Gestion et atténuation des risques liés à la prestation de services fiscaux

La complexification de la législation fiscale accroît le risque professionnel. Examinez les demandes d’indemnité dont font le plus souvent l’objet les fiscalistes et les moyens d’atténuer les risques.

La prestation de services fiscaux est un domaine hautement litigieux dans notre profession. De fait, pour les petits et moyens cabinets, les services de fiscalité sont à l’origine de la plupart des demandes d’indemnité présentées au titre de l’assurance responsabilité professionnelle, et ce, tant pour ce qui est de leur nombre qu’en ce qui concerne les montants en jeu. Étant donné la complexité croissante du système fiscal, ces chiffres n’ont rien d’étonnant. Les professionnels doivent donc absolument faire preuve de prudence dans l’exercice de la fiscalité, demeurer au fait de tous les changements et doter leur cabinet d’un système de contrôle qualité.

Un atelier présenté au Congrès L’UNIQUE 2019 de CPA Canada a donné un aperçu de la gestion des risques associés au métier de fiscaliste et des réclamations courantes à l’encontre des fiscalistes. Une séance a été offerte dans chaque langue; celle en anglais, The Risky Business of Tax, a été animée par un représentant de notre équipe de fiscalité et par une représentante du Régime collectif d’assurance responsabilité professionnelle des CPA. Il y a été question des principales sources de risques recensées à la lumière des demandes d’indemnité récentes et des préoccupations que suscite cette situation.

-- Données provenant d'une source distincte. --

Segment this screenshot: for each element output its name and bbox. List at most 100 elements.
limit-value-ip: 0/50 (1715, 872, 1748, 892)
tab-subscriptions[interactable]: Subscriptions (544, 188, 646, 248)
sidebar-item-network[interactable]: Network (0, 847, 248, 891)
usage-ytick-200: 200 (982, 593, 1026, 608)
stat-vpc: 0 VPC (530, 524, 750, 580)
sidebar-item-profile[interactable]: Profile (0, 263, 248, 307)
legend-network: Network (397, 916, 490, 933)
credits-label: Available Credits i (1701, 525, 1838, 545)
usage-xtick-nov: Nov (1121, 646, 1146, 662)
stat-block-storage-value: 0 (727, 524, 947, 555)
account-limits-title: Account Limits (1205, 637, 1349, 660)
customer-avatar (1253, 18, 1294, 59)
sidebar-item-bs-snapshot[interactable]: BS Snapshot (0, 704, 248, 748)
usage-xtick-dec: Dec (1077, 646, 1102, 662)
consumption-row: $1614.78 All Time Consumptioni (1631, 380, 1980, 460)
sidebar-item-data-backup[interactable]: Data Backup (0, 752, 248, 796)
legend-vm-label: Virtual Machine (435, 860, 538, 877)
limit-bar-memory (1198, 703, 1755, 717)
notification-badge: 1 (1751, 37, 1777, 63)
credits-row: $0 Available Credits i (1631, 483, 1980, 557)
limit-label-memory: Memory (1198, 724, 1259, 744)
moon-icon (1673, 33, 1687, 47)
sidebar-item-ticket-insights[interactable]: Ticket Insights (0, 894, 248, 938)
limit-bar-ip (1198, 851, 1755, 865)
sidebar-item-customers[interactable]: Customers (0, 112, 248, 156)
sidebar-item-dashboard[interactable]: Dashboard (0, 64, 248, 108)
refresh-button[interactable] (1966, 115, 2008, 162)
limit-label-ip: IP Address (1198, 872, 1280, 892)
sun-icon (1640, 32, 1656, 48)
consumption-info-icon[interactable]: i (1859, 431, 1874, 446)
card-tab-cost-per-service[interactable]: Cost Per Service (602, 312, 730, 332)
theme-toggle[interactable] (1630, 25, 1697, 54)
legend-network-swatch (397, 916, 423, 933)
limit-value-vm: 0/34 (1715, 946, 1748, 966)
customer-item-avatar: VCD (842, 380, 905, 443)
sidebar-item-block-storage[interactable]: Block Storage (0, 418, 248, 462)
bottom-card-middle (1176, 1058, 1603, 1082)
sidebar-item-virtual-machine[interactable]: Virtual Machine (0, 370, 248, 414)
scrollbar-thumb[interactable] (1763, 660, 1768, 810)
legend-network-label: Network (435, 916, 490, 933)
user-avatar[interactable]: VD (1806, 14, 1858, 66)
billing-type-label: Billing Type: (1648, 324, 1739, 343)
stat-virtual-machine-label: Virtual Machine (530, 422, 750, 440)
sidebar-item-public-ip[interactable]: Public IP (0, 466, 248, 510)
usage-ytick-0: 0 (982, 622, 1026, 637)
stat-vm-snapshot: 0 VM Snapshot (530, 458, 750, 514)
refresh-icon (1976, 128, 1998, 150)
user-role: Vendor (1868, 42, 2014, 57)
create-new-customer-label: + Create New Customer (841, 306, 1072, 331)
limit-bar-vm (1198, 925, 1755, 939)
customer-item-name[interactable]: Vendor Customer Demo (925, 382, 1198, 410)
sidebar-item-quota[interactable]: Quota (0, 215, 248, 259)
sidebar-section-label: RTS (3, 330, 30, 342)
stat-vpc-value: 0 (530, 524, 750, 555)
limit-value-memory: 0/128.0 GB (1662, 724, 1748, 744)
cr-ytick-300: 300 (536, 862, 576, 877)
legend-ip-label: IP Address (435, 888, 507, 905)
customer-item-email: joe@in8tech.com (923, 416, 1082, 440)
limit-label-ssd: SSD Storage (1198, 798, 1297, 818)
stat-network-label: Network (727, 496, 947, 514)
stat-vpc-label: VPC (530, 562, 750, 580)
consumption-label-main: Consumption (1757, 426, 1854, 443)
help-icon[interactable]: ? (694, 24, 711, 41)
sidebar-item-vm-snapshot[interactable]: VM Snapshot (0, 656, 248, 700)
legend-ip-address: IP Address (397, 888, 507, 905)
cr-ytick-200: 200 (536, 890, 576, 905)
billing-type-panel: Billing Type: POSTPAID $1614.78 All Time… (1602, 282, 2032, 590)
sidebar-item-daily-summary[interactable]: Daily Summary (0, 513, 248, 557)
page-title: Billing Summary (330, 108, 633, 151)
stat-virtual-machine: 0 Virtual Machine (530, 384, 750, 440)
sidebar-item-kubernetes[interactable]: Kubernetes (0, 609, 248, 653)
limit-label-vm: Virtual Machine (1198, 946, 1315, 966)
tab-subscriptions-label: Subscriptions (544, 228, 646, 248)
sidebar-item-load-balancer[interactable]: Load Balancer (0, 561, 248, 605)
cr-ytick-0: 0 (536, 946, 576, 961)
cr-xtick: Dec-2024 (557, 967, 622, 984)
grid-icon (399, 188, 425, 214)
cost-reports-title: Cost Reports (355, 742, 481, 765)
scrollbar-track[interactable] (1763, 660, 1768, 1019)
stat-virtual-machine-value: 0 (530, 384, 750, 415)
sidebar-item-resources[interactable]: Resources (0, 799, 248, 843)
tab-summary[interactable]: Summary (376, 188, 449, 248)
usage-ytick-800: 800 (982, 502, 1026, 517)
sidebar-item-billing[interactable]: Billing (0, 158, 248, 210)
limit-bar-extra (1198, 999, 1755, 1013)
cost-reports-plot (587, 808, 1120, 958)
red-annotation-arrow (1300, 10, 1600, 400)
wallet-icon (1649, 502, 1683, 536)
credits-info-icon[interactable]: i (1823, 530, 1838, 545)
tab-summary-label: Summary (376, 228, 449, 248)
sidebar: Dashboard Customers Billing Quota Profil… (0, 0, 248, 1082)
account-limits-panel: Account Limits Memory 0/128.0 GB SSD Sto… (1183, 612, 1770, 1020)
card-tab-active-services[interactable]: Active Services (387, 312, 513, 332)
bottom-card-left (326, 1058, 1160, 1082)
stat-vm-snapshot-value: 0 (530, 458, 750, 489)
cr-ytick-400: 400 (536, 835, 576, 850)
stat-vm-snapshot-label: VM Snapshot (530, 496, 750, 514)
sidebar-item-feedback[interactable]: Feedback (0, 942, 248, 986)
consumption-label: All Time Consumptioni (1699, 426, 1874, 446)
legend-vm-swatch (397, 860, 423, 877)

PRINCIPAUX PROBLÈMES RELEVÉS DANS LES DEMANDES D’INDEMNITÉ PRÉSENTÉES AU TITRE DE L’ASSURANCE RESPONSABILITÉ PROFESSIONNELLE RELATIVEMENT AUX SERVICES DE FISCALITÉ :

1. Manque de compétence – erreurs résultant de conseils prodigués en l’absence de connaissances ou d’expérience suffisantes, notamment en ce qui concerne :

  • les fiducies familiales et l’incidence financière de l’application des règles d’attribution
  • la désignation d’un dividende en capital (erreurs quant au moment du choix et erreurs de calcul)
  • le défaut de produire des déclarations de renseignements, particulièrement les formulaires T1134 et T1135

2. Manque de rigueur – erreurs qui auraient pu être évitées grâce à des procédures et à des contrôles, par exemple :

  • un prêt à un actionnaire non remboursé après plus d’un an
  • la production tardive de déclarations de renseignements, particulièrement les formulaires T1134 et T1135
  • la production tardive de déclarations de revenus des sociétés empêchant le contribuable de tirer parti de remboursements au titre de dividendes et, dans le cas d’une société de portefeuille, de réduire l’impôt de la partie IV à payer

3. Manque de documentation – omission de conserver dans le dossier des preuves des modalités de la mission ou des positions fiscales adoptées, notamment :

  • le fait de ne pas déceler les erreurs ou omissions du client en matière de TPS/TVH dans un contexte où il n’est pas clair si la vérification de la conformité faisait partie du mandat (les lettres de mission sont un outil clé pour réduire un tel risque)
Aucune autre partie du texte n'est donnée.